We know that Joseph avoided going to Bethlehem, most probably because he had heard about Archelaus’ slaughter of the Jews in Jerusalem; he was probably unaware of what was going to happen in Galilee, and as a result, may have become caught up in a violent situation he did not expect.

Only one biblical film that I know of has portrayed this historical possibility: The Greatest Story Ever Told (1965). Someone connected with the film[6] had evidently studied Roman history and knew about the war of Varus. The film depicts the Romans putting down the rebellion in Judea and Galilee and has the Holy Family, as they return to Nazareth, pass by a row of crosses. Jesus, now about nine months or a year old, watches them.
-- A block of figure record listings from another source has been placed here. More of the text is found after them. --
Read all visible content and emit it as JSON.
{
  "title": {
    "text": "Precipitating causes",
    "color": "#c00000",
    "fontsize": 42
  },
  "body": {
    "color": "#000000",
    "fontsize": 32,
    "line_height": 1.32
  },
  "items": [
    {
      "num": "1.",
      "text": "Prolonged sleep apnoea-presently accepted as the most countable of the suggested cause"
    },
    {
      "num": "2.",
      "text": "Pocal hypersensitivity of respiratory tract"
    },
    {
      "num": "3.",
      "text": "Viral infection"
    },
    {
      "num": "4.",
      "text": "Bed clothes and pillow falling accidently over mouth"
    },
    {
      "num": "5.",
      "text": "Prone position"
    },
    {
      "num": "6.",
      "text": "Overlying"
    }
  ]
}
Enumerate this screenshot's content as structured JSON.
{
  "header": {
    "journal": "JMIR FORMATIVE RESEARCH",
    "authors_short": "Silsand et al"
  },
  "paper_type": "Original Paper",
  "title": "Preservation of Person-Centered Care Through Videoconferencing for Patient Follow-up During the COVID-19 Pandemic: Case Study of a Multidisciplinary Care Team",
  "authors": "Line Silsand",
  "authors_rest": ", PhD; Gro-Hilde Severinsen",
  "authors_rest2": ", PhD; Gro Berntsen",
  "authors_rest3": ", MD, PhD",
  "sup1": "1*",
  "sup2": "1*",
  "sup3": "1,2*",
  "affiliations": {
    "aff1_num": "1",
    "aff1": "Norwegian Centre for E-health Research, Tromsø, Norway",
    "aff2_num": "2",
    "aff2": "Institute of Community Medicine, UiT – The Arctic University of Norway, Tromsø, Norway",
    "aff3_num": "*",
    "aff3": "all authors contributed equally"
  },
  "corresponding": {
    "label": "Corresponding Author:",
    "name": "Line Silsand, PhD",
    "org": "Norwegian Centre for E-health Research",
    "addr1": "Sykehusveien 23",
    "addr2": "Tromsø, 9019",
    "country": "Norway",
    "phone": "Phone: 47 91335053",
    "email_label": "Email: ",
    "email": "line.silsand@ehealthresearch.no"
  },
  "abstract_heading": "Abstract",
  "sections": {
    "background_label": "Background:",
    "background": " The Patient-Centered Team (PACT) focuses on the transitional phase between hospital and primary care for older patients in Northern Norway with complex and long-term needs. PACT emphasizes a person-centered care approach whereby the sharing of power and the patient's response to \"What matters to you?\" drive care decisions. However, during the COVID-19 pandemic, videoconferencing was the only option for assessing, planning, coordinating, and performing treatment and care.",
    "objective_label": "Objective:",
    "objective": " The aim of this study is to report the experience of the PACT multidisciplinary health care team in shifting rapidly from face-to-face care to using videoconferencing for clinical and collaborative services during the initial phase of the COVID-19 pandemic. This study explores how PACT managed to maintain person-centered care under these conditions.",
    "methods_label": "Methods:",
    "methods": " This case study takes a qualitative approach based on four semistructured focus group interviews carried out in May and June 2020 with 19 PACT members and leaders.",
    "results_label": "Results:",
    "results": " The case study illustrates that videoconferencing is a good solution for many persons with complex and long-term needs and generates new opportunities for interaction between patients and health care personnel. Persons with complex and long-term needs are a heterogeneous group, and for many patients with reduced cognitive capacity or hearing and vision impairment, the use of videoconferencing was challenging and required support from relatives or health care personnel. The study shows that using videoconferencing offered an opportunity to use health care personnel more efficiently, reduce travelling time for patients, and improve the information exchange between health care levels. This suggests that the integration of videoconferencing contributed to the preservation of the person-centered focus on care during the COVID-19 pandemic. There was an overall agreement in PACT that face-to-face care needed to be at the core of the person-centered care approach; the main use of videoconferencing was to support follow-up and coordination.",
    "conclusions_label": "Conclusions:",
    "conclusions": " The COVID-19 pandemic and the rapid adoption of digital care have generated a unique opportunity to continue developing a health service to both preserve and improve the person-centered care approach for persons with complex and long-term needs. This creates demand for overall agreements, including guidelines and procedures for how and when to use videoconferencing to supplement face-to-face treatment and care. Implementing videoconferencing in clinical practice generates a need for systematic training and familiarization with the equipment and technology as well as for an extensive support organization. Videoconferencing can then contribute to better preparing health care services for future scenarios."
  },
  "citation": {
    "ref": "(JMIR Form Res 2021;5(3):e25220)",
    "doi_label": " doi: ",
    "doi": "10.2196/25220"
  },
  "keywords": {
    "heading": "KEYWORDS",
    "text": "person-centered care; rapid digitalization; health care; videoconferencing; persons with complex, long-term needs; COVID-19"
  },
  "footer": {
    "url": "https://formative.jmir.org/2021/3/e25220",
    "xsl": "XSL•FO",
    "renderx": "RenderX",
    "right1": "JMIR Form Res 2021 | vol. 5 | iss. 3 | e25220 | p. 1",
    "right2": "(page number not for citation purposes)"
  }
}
This is an impressive and evocative means of foreshadowing the future. It was also a sign that the life of the Holy Family was like that of so many of their fellow-countrymen at the time – deeply affected by political strife, war and the displacement of people.

[1] Armenian Gospel of the Infancy, XV, 2-3. I have translated the French text from Peeters, Les Evangiles de l’enfance II, pp. 160-61.

[2] “Itinerarium Bernardi Monachi,” ix, Titus Tobler and Augustus Molinier, eds. Itinera Hierosolymitana et descriptions Terrae Sanctae bellis sacris anteriora (Geneva: J.G. Fick, 1879), vol. I, pp. 313-314.

[3] James Cowan, Fleeing Herod: A Journey through Coptic Egypt with the Holy Family, p. 137.

[4] Hippolytus of Rome, in the early third century, writes in his Commentary on Matthew: “Concerning ‘the days which will be cut short’ (Matt. 24:22) because of the anger of the Antichrist – so the length of time of the Antichrist is three years and [six] months, for as long a time as Christ remained in his flight in Egypt.” The time he is referring to is evidently the seventieth “week of years” mentioned by Daniel.

[5] Josephus, Antiquities, XVIII, X, 9.

[6] The movie was directed by George Stevens, with a screenplay by Stevens and Paul Lee Barrett. It was based on the book of the same name by Fulton Oursler and scripts for a radio show of the same name, written by novelist Henry Denker, who also wrote novels set at the time of Jesus. This historical reference to the war of Varus doesn’t occur in Oursler’s work, I think it may have come from Denker, though I haven’t really been able to research it.